Alors il s’est mis, dit-on, à re-écrire lui-même la loi EL KHOMRY en lui retirant tout ce qui a donné de la fièvre, en particulier à la jeunesse. Il risque de ne pas rester grand-chose dans ce texte, car tout y était de la même inspiration puisée au MEDEF, en ignorant même les toute petites entreprises et les artisans.
Nos géniaux gouvernants pensèrent même faire passer ce texte par un miraculeux 49-3 et cela m’a donné envie d’évoquer nos rapports aux chiffres.
Or cette semaine vient de connaître un événement qui illustre cette domination du chiffre sur notre mode de vie.
Il y a un peu plus de quarante ans, en mission en Bretagne pour six mois avec une petite équipe d’informaticiens, j’avais un adjoint japonais qui m’avait initié au jeu de go lors de nos soirées après le boulot.
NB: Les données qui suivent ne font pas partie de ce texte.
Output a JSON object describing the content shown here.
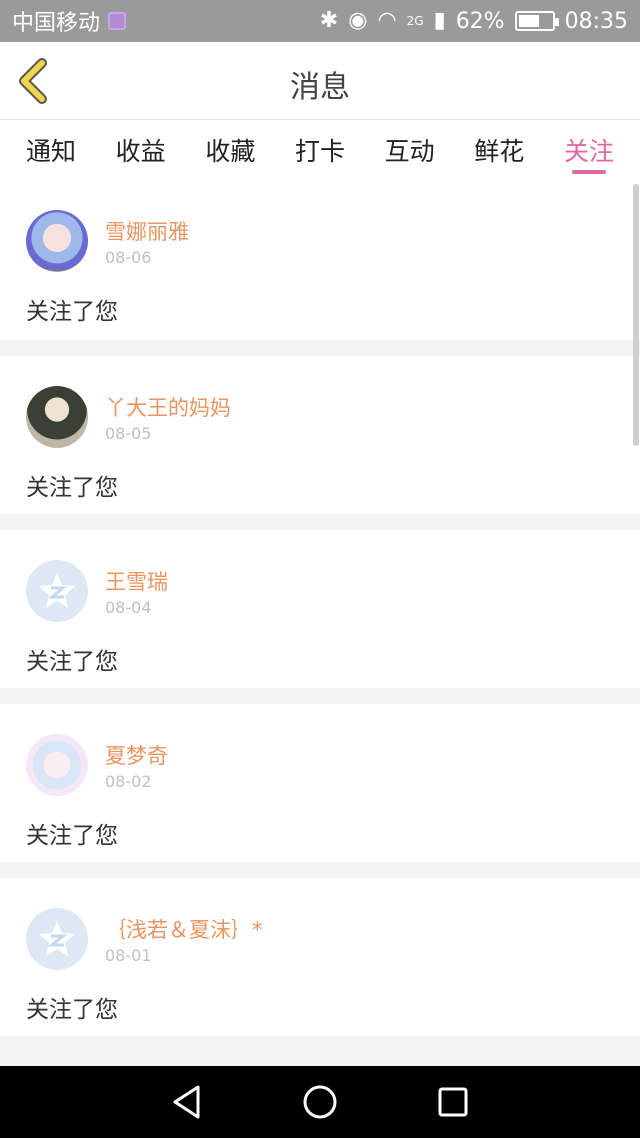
{
  "status": {
    "carrier": "中国移动",
    "network": "2G",
    "battery": "62%",
    "battery_level": 0.62,
    "time": "08:35"
  },
  "header": {
    "title": "消息"
  },
  "tabs": [
    {
      "label": "通知",
      "active": false
    },
    {
      "label": "收益",
      "active": false
    },
    {
      "label": "收藏",
      "active": false
    },
    {
      "label": "打卡",
      "active": false
    },
    {
      "label": "互动",
      "active": false
    },
    {
      "label": "鲜花",
      "active": false
    },
    {
      "label": "关注",
      "active": true
    }
  ],
  "items": [
    {
      "name": "雪娜丽雅",
      "date": "08-06",
      "text": "关注了您",
      "avatar": "photo"
    },
    {
      "name": "丫大王的妈妈",
      "date": "08-05",
      "text": "关注了您",
      "avatar": "photo"
    },
    {
      "name": "王雪瑞",
      "date": "08-04",
      "text": "关注了您",
      "avatar": "default-qzone-icon"
    },
    {
      "name": "夏梦奇",
      "date": "08-02",
      "text": "关注了您",
      "avatar": "photo"
    },
    {
      "name": "｛浅若＆夏沫｝*",
      "date": "08-01",
      "text": "关注了您",
      "avatar": "default-qzone-icon"
    }
  ],
  "colors": {
    "accent": "#e0679f",
    "username": "#ea9460",
    "back_arrow": "#f2d34a"
  }
}
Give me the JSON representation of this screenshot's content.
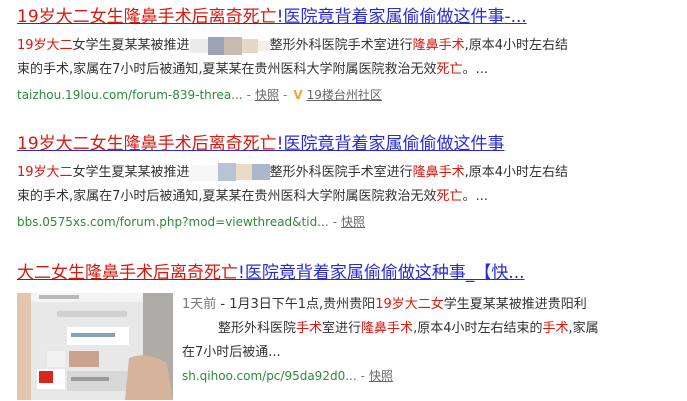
{
  "results": [
    {
      "title": {
        "pre": "19岁大二女生隆鼻手术后离奇死亡",
        "post": "!医院竟背着家属偷偷做这件事-..."
      },
      "abstract": {
        "l1_a": "19岁大二",
        "l1_b": "女学生夏某某被推进",
        "l1_c": "整形外科医院手术室进行",
        "l1_d": "隆鼻手术",
        "l1_e": ",原本4小时左右结",
        "l2_a": "束的手术,家属在7小时后被通知,夏某某在贵州医科大学附属医院救治无效",
        "l2_b": "死亡",
        "l2_c": "。..."
      },
      "url": "taizhou.19lou.com/forum-839-threa...",
      "snapshot": "快照",
      "badge": "V",
      "site": "19楼台州社区"
    },
    {
      "title": {
        "pre": "19岁大二女生隆鼻手术后离奇死亡",
        "post": "!医院竟背着家属偷偷做这件事"
      },
      "abstract": {
        "l1_a": "19岁大二",
        "l1_b": "女学生夏某某被推进",
        "l1_c": "整形外科医院手术室进行",
        "l1_d": "隆鼻手术",
        "l1_e": ",原本4小时左右结",
        "l2_a": "束的手术,家属在7小时后被通知,夏某某在贵州医科大学附属医院救治无效",
        "l2_b": "死亡",
        "l2_c": "。..."
      },
      "url": "bbs.0575xs.com/forum.php?mod=viewthread&tid...",
      "snapshot": "快照"
    },
    {
      "title": {
        "pre": "大二女生隆鼻手术后离奇死亡",
        "post": "!医院竟背着家属偷偷做这种事_【快..."
      },
      "abstract": {
        "time": "1天前",
        "l1_a": " - 1月3日下午1点,贵州贵阳",
        "l1_b": "19岁大二女",
        "l1_c": "学生夏某某被推进贵阳利",
        "l2_a": "整形外科医院",
        "l2_b": "手术",
        "l2_c": "室进行",
        "l2_d": "隆鼻手术",
        "l2_e": ",原本4小时左右结束的",
        "l2_f": "手术",
        "l2_g": ",家属",
        "l3": "在7小时后被通..."
      },
      "url": "sh.qihoo.com/pc/95da92d0...",
      "snapshot": "快照"
    }
  ],
  "colors": {
    "link": "#2a2ad9",
    "highlight": "#d9180e",
    "url": "#2e8a3a",
    "text": "#333333"
  }
}
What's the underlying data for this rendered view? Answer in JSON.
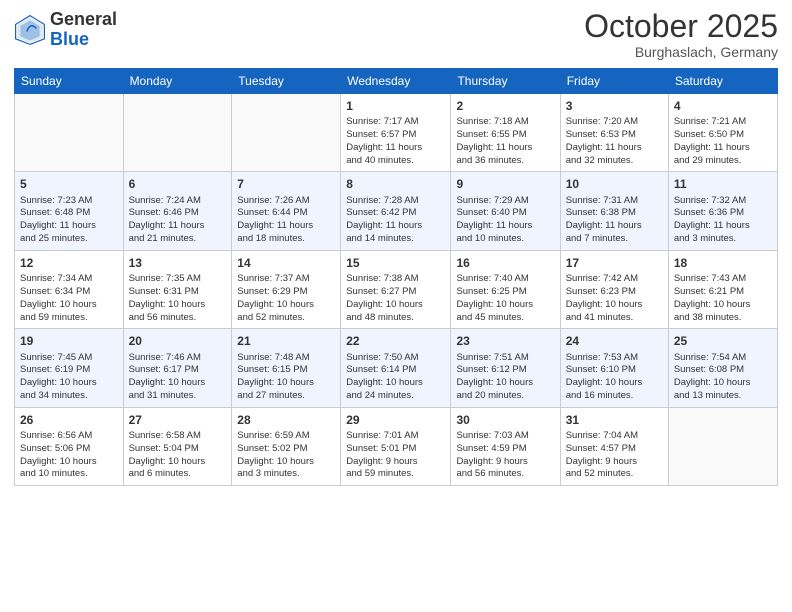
{
  "logo": {
    "general": "General",
    "blue": "Blue"
  },
  "header": {
    "month": "October 2025",
    "location": "Burghaslach, Germany"
  },
  "weekdays": [
    "Sunday",
    "Monday",
    "Tuesday",
    "Wednesday",
    "Thursday",
    "Friday",
    "Saturday"
  ],
  "weeks": [
    [
      {
        "day": "",
        "info": ""
      },
      {
        "day": "",
        "info": ""
      },
      {
        "day": "",
        "info": ""
      },
      {
        "day": "1",
        "info": "Sunrise: 7:17 AM\nSunset: 6:57 PM\nDaylight: 11 hours\nand 40 minutes."
      },
      {
        "day": "2",
        "info": "Sunrise: 7:18 AM\nSunset: 6:55 PM\nDaylight: 11 hours\nand 36 minutes."
      },
      {
        "day": "3",
        "info": "Sunrise: 7:20 AM\nSunset: 6:53 PM\nDaylight: 11 hours\nand 32 minutes."
      },
      {
        "day": "4",
        "info": "Sunrise: 7:21 AM\nSunset: 6:50 PM\nDaylight: 11 hours\nand 29 minutes."
      }
    ],
    [
      {
        "day": "5",
        "info": "Sunrise: 7:23 AM\nSunset: 6:48 PM\nDaylight: 11 hours\nand 25 minutes."
      },
      {
        "day": "6",
        "info": "Sunrise: 7:24 AM\nSunset: 6:46 PM\nDaylight: 11 hours\nand 21 minutes."
      },
      {
        "day": "7",
        "info": "Sunrise: 7:26 AM\nSunset: 6:44 PM\nDaylight: 11 hours\nand 18 minutes."
      },
      {
        "day": "8",
        "info": "Sunrise: 7:28 AM\nSunset: 6:42 PM\nDaylight: 11 hours\nand 14 minutes."
      },
      {
        "day": "9",
        "info": "Sunrise: 7:29 AM\nSunset: 6:40 PM\nDaylight: 11 hours\nand 10 minutes."
      },
      {
        "day": "10",
        "info": "Sunrise: 7:31 AM\nSunset: 6:38 PM\nDaylight: 11 hours\nand 7 minutes."
      },
      {
        "day": "11",
        "info": "Sunrise: 7:32 AM\nSunset: 6:36 PM\nDaylight: 11 hours\nand 3 minutes."
      }
    ],
    [
      {
        "day": "12",
        "info": "Sunrise: 7:34 AM\nSunset: 6:34 PM\nDaylight: 10 hours\nand 59 minutes."
      },
      {
        "day": "13",
        "info": "Sunrise: 7:35 AM\nSunset: 6:31 PM\nDaylight: 10 hours\nand 56 minutes."
      },
      {
        "day": "14",
        "info": "Sunrise: 7:37 AM\nSunset: 6:29 PM\nDaylight: 10 hours\nand 52 minutes."
      },
      {
        "day": "15",
        "info": "Sunrise: 7:38 AM\nSunset: 6:27 PM\nDaylight: 10 hours\nand 48 minutes."
      },
      {
        "day": "16",
        "info": "Sunrise: 7:40 AM\nSunset: 6:25 PM\nDaylight: 10 hours\nand 45 minutes."
      },
      {
        "day": "17",
        "info": "Sunrise: 7:42 AM\nSunset: 6:23 PM\nDaylight: 10 hours\nand 41 minutes."
      },
      {
        "day": "18",
        "info": "Sunrise: 7:43 AM\nSunset: 6:21 PM\nDaylight: 10 hours\nand 38 minutes."
      }
    ],
    [
      {
        "day": "19",
        "info": "Sunrise: 7:45 AM\nSunset: 6:19 PM\nDaylight: 10 hours\nand 34 minutes."
      },
      {
        "day": "20",
        "info": "Sunrise: 7:46 AM\nSunset: 6:17 PM\nDaylight: 10 hours\nand 31 minutes."
      },
      {
        "day": "21",
        "info": "Sunrise: 7:48 AM\nSunset: 6:15 PM\nDaylight: 10 hours\nand 27 minutes."
      },
      {
        "day": "22",
        "info": "Sunrise: 7:50 AM\nSunset: 6:14 PM\nDaylight: 10 hours\nand 24 minutes."
      },
      {
        "day": "23",
        "info": "Sunrise: 7:51 AM\nSunset: 6:12 PM\nDaylight: 10 hours\nand 20 minutes."
      },
      {
        "day": "24",
        "info": "Sunrise: 7:53 AM\nSunset: 6:10 PM\nDaylight: 10 hours\nand 16 minutes."
      },
      {
        "day": "25",
        "info": "Sunrise: 7:54 AM\nSunset: 6:08 PM\nDaylight: 10 hours\nand 13 minutes."
      }
    ],
    [
      {
        "day": "26",
        "info": "Sunrise: 6:56 AM\nSunset: 5:06 PM\nDaylight: 10 hours\nand 10 minutes."
      },
      {
        "day": "27",
        "info": "Sunrise: 6:58 AM\nSunset: 5:04 PM\nDaylight: 10 hours\nand 6 minutes."
      },
      {
        "day": "28",
        "info": "Sunrise: 6:59 AM\nSunset: 5:02 PM\nDaylight: 10 hours\nand 3 minutes."
      },
      {
        "day": "29",
        "info": "Sunrise: 7:01 AM\nSunset: 5:01 PM\nDaylight: 9 hours\nand 59 minutes."
      },
      {
        "day": "30",
        "info": "Sunrise: 7:03 AM\nSunset: 4:59 PM\nDaylight: 9 hours\nand 56 minutes."
      },
      {
        "day": "31",
        "info": "Sunrise: 7:04 AM\nSunset: 4:57 PM\nDaylight: 9 hours\nand 52 minutes."
      },
      {
        "day": "",
        "info": ""
      }
    ]
  ]
}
Sunji était d’un très haut niveau (En France il n’avait trouvé qu’un normalien qui était à son niveau), mais nous pouvions jouer ensemble puisque ce jeu permet, par un système de « handicap », des parties entre personnes de niveaux très différents.
J’ai donc été particulièrement intéressé par le match qui a eu lieu en trois manches cette semaine entre le meilleur joueur de go au monde, Lee SEDOL, et AlphaGo, ce programme développé par les spécialistes de « l’intelligence artificielle » de Google.
Le score est sans appel : trois manches à zéro.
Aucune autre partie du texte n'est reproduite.